I studied my little cabin, wondering what I’d need. I’d already pared everything pretty much down to the basics of survival. If we were going to be hiking or bicycling, assuming I could get Kay a bicycle by tomorrow, we’d be camping and sleeping rough. We’d need sleeping bags, food, weapons. The problem was I had just enough supplies for one. One sleeping bag. One canteen. I’m a bastard, but even I’m not such a bastard as to throw a young girl out in the wilderness with no supplies.
“Oh bother,” I muttered aloud. There was a supply store in town. We could go tomorrow. I had enough money saved that I could at least outfit her decently. For now…may as well sleep.
I pulled off my black leather knee-high boots, then climbed into bed still dressed and yanked back half my blanket to cover me.
“Hey,” a sleepy voice protested.
I wasn’t in the mood to hear it. “My blanket,” I pointed out firmly. There were no more protests. Good. Smart girl. We slept.

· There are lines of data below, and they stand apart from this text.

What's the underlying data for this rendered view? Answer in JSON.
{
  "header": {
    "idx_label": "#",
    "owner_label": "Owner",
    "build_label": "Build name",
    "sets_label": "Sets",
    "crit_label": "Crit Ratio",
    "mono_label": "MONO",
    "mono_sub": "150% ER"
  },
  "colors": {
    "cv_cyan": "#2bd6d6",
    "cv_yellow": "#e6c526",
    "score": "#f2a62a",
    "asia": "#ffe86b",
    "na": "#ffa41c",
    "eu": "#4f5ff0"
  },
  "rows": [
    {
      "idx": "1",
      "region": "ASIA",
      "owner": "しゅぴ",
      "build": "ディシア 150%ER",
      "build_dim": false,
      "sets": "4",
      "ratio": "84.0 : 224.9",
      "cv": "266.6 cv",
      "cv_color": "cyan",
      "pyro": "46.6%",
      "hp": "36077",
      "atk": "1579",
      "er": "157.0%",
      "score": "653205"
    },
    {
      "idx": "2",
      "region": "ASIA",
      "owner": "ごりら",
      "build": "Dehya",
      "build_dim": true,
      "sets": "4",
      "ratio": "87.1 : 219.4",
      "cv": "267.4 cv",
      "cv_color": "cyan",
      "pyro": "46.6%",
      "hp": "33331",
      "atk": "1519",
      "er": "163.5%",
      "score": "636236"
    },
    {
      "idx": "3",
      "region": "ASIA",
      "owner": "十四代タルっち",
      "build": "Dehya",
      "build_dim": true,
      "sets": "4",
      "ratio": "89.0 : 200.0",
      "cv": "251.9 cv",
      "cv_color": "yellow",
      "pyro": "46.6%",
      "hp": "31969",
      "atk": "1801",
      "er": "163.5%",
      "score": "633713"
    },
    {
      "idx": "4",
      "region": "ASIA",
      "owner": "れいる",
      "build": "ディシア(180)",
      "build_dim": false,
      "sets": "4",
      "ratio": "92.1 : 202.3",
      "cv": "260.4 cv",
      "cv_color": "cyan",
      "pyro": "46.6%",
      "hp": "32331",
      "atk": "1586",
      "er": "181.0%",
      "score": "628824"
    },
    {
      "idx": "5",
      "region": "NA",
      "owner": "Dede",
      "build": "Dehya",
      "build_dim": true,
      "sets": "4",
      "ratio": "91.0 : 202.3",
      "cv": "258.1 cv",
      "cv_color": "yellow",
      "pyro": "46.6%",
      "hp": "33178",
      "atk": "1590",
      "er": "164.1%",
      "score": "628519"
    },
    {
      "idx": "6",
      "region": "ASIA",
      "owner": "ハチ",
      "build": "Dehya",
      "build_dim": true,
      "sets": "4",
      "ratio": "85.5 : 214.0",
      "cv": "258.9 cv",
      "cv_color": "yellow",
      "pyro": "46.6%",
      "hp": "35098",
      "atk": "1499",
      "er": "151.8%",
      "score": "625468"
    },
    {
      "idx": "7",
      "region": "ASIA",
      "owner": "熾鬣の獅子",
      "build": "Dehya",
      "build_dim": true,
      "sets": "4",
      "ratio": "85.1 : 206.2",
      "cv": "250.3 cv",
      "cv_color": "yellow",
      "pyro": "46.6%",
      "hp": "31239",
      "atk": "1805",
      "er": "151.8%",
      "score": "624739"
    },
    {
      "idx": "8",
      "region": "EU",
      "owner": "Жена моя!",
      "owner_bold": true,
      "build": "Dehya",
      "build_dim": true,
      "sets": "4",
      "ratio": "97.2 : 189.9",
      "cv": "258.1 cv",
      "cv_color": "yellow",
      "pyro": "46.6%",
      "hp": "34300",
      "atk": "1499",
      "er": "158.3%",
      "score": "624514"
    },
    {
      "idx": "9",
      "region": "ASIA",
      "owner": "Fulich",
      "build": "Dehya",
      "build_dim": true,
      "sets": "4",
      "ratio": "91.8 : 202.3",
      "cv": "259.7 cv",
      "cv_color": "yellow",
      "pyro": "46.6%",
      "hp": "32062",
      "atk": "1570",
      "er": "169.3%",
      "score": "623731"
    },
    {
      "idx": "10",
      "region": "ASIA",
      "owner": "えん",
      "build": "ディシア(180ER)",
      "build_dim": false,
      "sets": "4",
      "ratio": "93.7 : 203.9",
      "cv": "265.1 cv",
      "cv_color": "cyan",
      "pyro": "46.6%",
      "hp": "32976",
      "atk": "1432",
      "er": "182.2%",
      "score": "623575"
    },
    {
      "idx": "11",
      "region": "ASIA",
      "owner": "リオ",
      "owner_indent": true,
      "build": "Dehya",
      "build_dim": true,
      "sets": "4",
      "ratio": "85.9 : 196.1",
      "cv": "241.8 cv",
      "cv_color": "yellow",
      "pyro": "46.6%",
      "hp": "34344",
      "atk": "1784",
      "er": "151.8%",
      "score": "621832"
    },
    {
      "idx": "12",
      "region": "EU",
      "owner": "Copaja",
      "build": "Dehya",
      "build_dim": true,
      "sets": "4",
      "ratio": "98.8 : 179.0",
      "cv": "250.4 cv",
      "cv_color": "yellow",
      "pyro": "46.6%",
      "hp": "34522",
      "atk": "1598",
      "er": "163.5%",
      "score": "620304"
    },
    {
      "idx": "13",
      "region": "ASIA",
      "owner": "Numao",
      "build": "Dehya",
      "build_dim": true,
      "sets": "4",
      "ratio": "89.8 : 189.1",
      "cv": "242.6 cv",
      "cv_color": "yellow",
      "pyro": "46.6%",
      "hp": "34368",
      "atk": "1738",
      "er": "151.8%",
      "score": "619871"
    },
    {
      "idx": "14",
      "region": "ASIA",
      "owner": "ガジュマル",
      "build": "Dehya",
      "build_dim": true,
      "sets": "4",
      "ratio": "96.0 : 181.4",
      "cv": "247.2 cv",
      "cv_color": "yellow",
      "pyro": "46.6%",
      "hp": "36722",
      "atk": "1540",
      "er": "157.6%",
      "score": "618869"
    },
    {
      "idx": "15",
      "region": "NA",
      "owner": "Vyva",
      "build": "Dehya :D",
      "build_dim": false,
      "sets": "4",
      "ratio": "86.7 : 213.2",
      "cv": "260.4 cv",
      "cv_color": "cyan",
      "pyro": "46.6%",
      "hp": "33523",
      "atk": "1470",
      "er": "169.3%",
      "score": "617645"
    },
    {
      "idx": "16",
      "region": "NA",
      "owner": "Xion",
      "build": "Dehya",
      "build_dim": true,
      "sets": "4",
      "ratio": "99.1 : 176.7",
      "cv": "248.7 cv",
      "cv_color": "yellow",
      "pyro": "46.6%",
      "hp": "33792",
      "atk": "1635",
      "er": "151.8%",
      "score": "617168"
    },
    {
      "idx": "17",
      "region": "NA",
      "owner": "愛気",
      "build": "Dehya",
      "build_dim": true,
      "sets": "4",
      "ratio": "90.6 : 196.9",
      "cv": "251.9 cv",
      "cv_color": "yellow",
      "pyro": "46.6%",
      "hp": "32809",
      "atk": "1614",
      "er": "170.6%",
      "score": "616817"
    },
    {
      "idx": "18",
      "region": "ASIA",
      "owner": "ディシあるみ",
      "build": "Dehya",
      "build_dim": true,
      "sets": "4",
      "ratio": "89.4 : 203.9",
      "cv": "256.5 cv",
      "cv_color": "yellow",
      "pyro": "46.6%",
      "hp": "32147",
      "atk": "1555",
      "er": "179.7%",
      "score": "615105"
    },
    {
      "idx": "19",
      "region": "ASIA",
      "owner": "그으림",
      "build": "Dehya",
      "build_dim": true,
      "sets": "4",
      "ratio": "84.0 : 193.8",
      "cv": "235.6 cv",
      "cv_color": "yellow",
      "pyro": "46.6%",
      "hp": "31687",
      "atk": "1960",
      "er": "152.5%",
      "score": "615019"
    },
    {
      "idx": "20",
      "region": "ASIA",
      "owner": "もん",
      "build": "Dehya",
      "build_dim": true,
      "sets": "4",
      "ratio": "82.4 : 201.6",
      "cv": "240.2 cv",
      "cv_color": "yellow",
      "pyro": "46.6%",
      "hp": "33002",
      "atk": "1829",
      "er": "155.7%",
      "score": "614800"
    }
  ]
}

I soon woke. And remembered.
Snow gathering onto a brown tree branch then slowly melting, dripping down into oblivion. That was all I saw of that winter. The view from a small hospital window, high on the wall. It hurt to move, even to breathe, and the pain pump that I pressed often and hard only gave me enough relief to make the worst recede but never leave. I don’t know why Leah came to see me. The last time I’d seen her, I’d punched her in the eye. It didn’t surprise me that she’d heard about the assault; I knew it had been in all the papers, the local ones as well as the school ones. But I never thought she’d come to see me. I recognized her, of course, but I didn’t speak. All that long winter I’d not spoken, and I wasn’t about to start now. I had left nothing to say. They said my bones were healed, and I wasn’t broken anymore, but I still felt broken. There was only a howling empty space left. She came, though, and she spoke and held my hand, and it seemed okay that I didn’t speak. Every day, without fail, she came at 3:30, after her last class, and held my hand and spoke enough for both of us. She told me about the riots in the city, and the fuel shortages that had prompted the closing of several more airports. All along, she said, she could see something winding down, and she’d written a story about a great empire built on the landscape of a giant clock, but the clock was winding down and the springs were breaking loose. She said it was the only piece of fiction she’d ever written and it felt truer than anything else she saw around her. In the meantime, she painted, and she told me about those paintings, and still I did not speak, but at 3:00, I would find myself waking each day with a feeling of anticipation, and when she left each night, I was sorry and I missed her, and I could still feel the warmth of her hand in mine.
She never asked me directly about the assault except once. “Do you want to talk about it?” I shook my head. I would never speak of it. She nodded as if understanding perfectly, and then bent down and lightly kissed the bruise on my cheek. Her lips were as soft as a promise, and I put my hand on her back, feeling her presence, the strength of it. She kissed each bruise, and I felt the tension that I’d been holding in since everything happened gradually dissipating, felt the incident itself leaving me. Oh, I remembered it all right, there was no denial here, but it was no longer something I carried with me. I’d set it down like a lumpy package by the side of the road and could move forth, free.
And after that day, we began to talk. And talk and talk. And we never stopped. Until they took her away from me.